Just kidding! It looks like a place where a giant spider would live after her husband was killed at sea. There is an entire wall of snow-globes and music boxes in one room that is 95% Victorian dolls with knives in their hands and blood on their petticoats. That kind of furniture where you know it would maybe be soft to sit on, but also kind of crumbly and old and uriney maybe, or with a secret hard piece of wood just where it looked softest, and when you sat down a huge dust storm would happen. One room is crawling with snakes and the snakes all have bedbugs and the bedbugs all have Hep C. There is a sex dungeon, one room filled with taxidermied fowl, and there is also a giftwrapping room. One room is just spikes.
Toby's like, "Jenna will know you touched her snowglobe and then she's gonna Annie Wilkes your face up." There's a super fake moment where Spencer "nearly" "drops" the snowglobe she was looking at, and he helps "catch" it before it is "destroyed." This part is lame. Also, when Toby smiles it's kind of like a nightmare. His intensely weird face is doing so many tricks at all times that it's disconcerting to see a trick his face can't do.

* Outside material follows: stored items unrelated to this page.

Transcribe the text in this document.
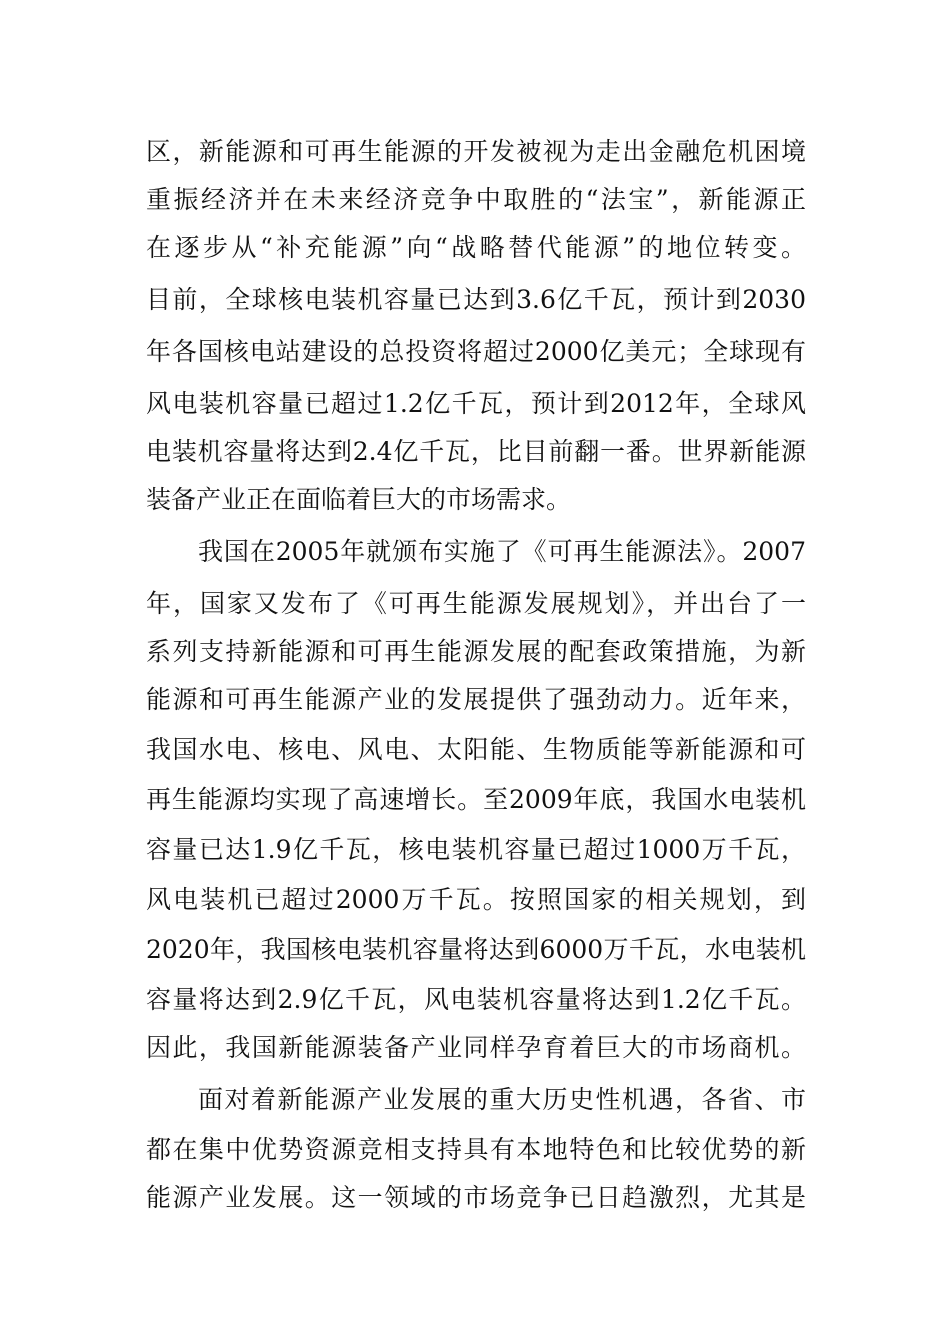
区，新能源和可再生能源的开发被视为走出金融危机困境
重振经济并在未来经济竞争中取胜的“法宝”，新能源正
在逐步从“补充能源”向“战略替代能源”的地位转变。
目前，全球核电装机容量已达到3.6亿千瓦，预计到2030
年各国核电站建设的总投资将超过2000亿美元；全球现有
风电装机容量已超过1.2亿千瓦，预计到2012年，全球风
电装机容量将达到2.4亿千瓦，比目前翻一番。世界新能源
装备产业正在面临着巨大的市场需求。
我国在2005年就颁布实施了《可再生能源法》。2007
年，国家又发布了《可再生能源发展规划》，并出台了一
系列支持新能源和可再生能源发展的配套政策措施，为新
能源和可再生能源产业的发展提供了强劲动力。近年来，
我国水电、核电、风电、太阳能、生物质能等新能源和可
再生能源均实现了高速增长。至2009年底，我国水电装机
容量已达1.9亿千瓦，核电装机容量已超过1000万千瓦，
风电装机已超过2000万千瓦。按照国家的相关规划，到
2020年，我国核电装机容量将达到6000万千瓦，水电装机
容量将达到2.9亿千瓦，风电装机容量将达到1.2亿千瓦。
因此，我国新能源装备产业同样孕育着巨大的市场商机。
面对着新能源产业发展的重大历史性机遇，各省、市
都在集中优势资源竞相支持具有本地特色和比较优势的新
能源产业发展。这一领域的市场竞争已日趋激烈，尤其是
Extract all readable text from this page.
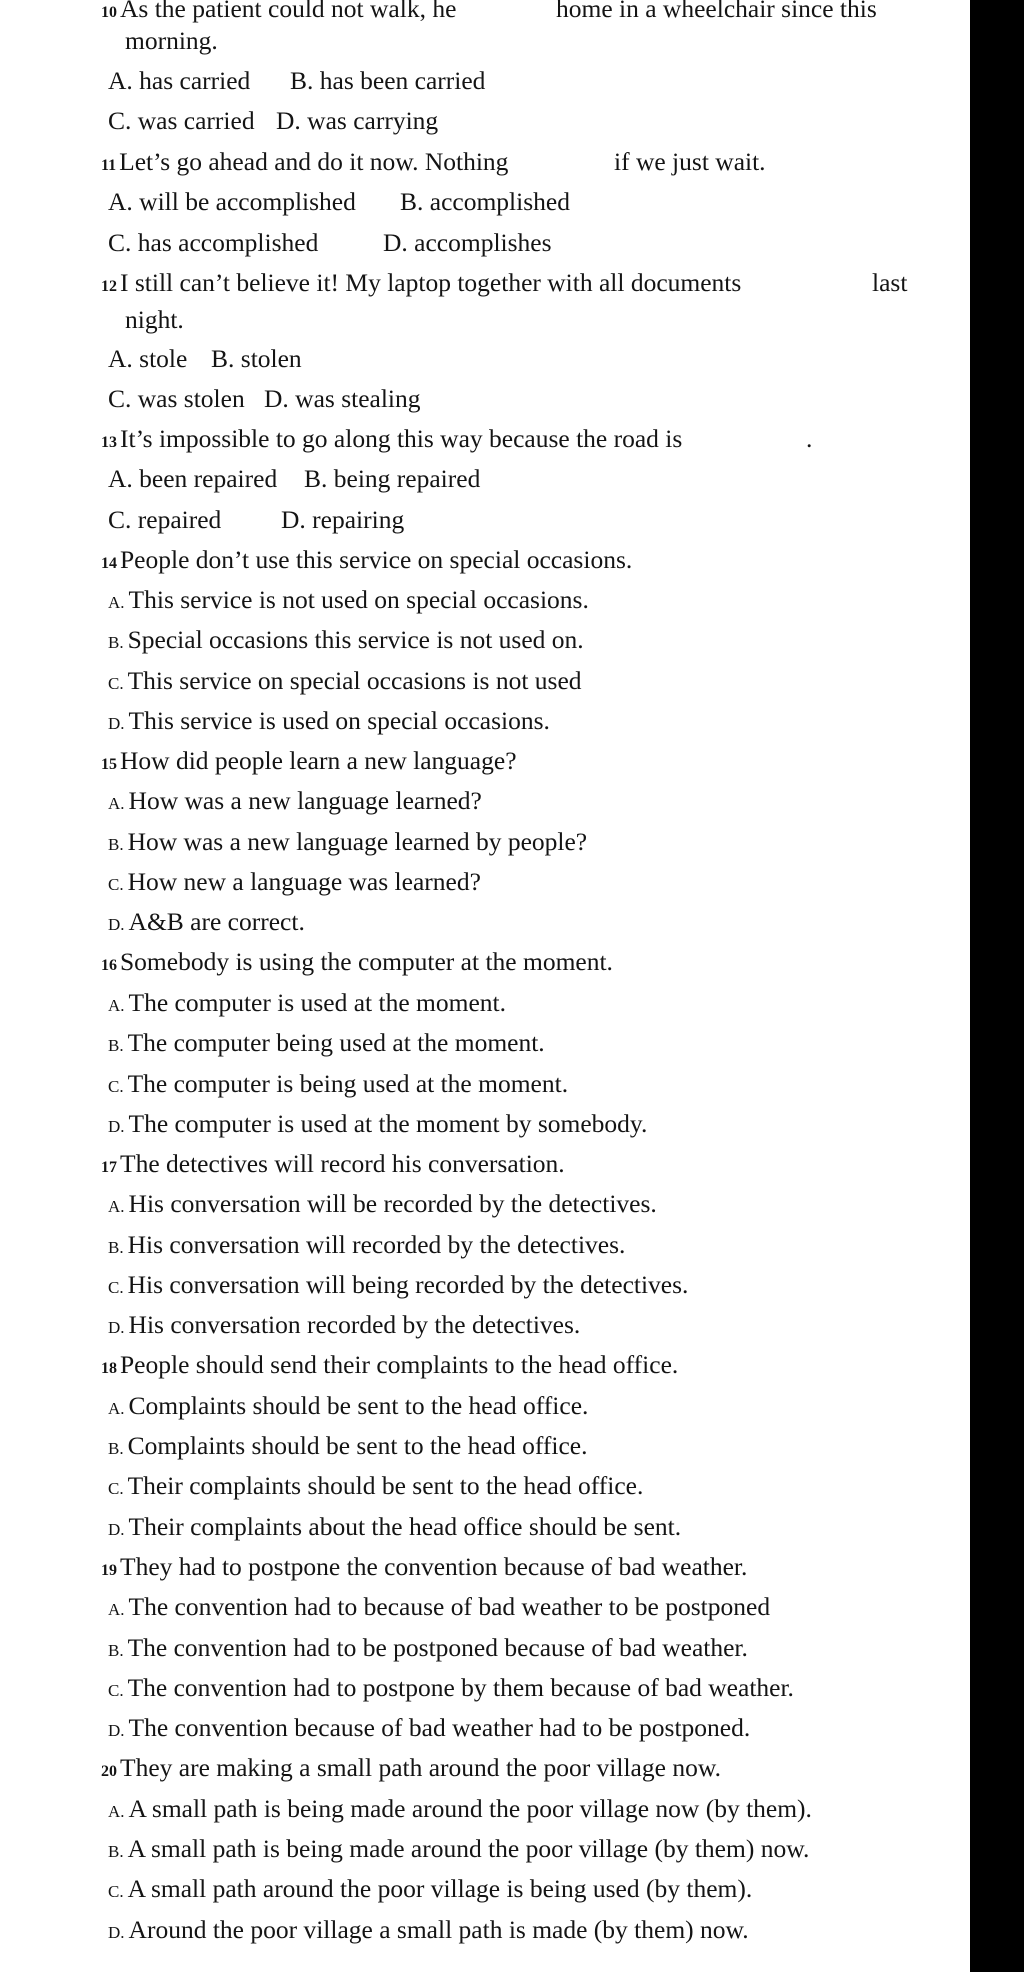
10 As the patient could not walk, he	home in a wheelchair since this
morning.
A. has carried B. has been carried
C. was carried D. was carrying
11 Let’s go ahead and do it now. Nothing	if we just wait.
A. will be accomplished B. accomplished
C. has accomplished	D. accomplishes
12 I still can’t believe it! My laptop together with all documents	last
night.
A. stole B. stolen
C. was stolen D. was stealing
13 It’s impossible to go along this way because the road is	.
A. been repaired B. being repaired
C. repaired D. repairing
14 People don’t use this service on special occasions.
A. This service is not used on special occasions.
B. Special occasions this service is not used on.
C. This service on special occasions is not used
D. This service is used on special occasions.
15 How did people learn a new language?
A. How was a new language learned?
B. How was a new language learned by people?
C. How new a language was learned?
D. A&B are correct.
16 Somebody is using the computer at the moment.
A. The computer is used at the moment.
B. The computer being used at the moment.
C. The computer is being used at the moment.
D. The computer is used at the moment by somebody.
17 The detectives will record his conversation.
A. His conversation will be recorded by the detectives.
B. His conversation will recorded by the detectives.
C. His conversation will being recorded by the detectives.
D. His conversation recorded by the detectives.
18 People should send their complaints to the head office.
A. Complaints should be sent to the head office.
B. Complaints should be sent to the head office.
C. Their complaints should be sent to the head office.
D. Their complaints about the head office should be sent.
19 They had to postpone the convention because of bad weather.
A. The convention had to because of bad weather to be postponed
B. The convention had to be postponed because of bad weather.
C. The convention had to postpone by them because of bad weather.
D. The convention because of bad weather had to be postponed.
20 They are making a small path around the poor village now.
A. A small path is being made around the poor village now (by them).
B. A small path is being made around the poor village (by them) now.
C. A small path around the poor village is being used (by them).
D. Around the poor village a small path is made (by them) now.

So the DA is dropping the murder charges because the sweater blood was "corrupted," and so now everything is going to be fine. Until they discover new evidence, so he's still a POI. But at least he's "free," he smiles freakily, which is nice. You can tell how pleased Spencer is for him, which is neat. I mean, he'll still be a pariah and he'll still be rocking that face of his, but I guess being chained up in the yard with your incest sister probably changes the units of measurement on your scale of "free" pretty drastically. Spencer even offers to take him to the courthouse to get the ankle bracelet removed, which is I think when they both realize that they are friends somehow.
Ashley blew Hanna off when she said Leland was shady, so Caleb has called Syracuse University looking for a James Leland connected with the School of Architecture, and there was, but see he dropped dead two years ago. "You ask a computer Is James Leland related to this Potter lady, the computer says yes. But you didn't ask if James Leland was still alive. Knowing the right questions is better than having all the right answers." Yes. That, and knowing Braille.